My nephew Solomon asks:
Why does one light the menorah?
It is said one is the loneliest number. Well, the reason it's so lonely is because one is also the greediest, most selfish number. If there's something fun to do, one's not about to let any other number do it. He has to be the first and the best at everything.

In this case, since fire is involved, there's no way anyone else gets near the menorah. One always make sure to grab the match, or the lighter, or the traditional Hanukkah arc welder, and brandishes it as a weapon if another number gets too close. Afterward, he opens up everyone's gifts, destroys all instruments and mp3 players,* and keeps the rest for himself.

That's why one lights the menorah.
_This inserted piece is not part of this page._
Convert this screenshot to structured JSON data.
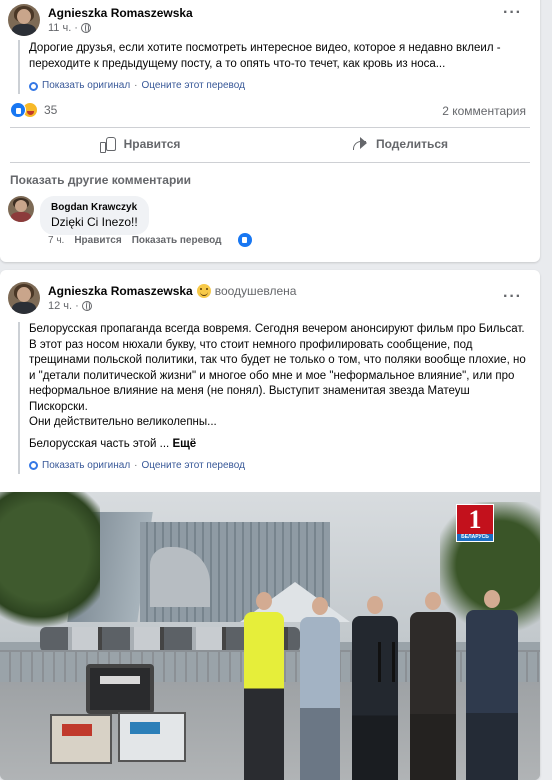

One's a jerk.

* One especially hates musical numbers.

And here's the bonus question from Kevin (via Facebook):
Who dislikes Yosemite Sam?
At first glance, this question may appear to have nothing to do with Judaism.* Well, prepare to be educated, my friend.

First, you need to know Yosemite Sam's origins. Leading into WWII, hatred for Jews was growing in America, too. And the biggest target was Uncle Sam. (Yes, Uncle Sam is Jewish... why do you think he always wears that hat? The horns, people. It always comes back to the horns.)

Back then, you could tell if someone was Jewish just by seeing if they looked when you said, "Yo, Semite!" So, Friz Freleng created Yo-semite Sam to be the embodiment of hatred and irrational thought, and set him against Bugs Bunny (also Jewish... they're behind the ears).

So, who dislikes Yosemite Sam? People in favor of freedom and equality, that's who. We dislike him not for who he is, but for what he represents. There are millions of us. Are you one?

I hope not. One's a jerk.

* Same with the second and third glances. Also, every subsequent glance.

And that brings the 2018 Jew & A to a close. Same time next year (give or take)?

2 comments:

  1. That one is a jerk. Unless of course, you get to be the one. Then it's awesome.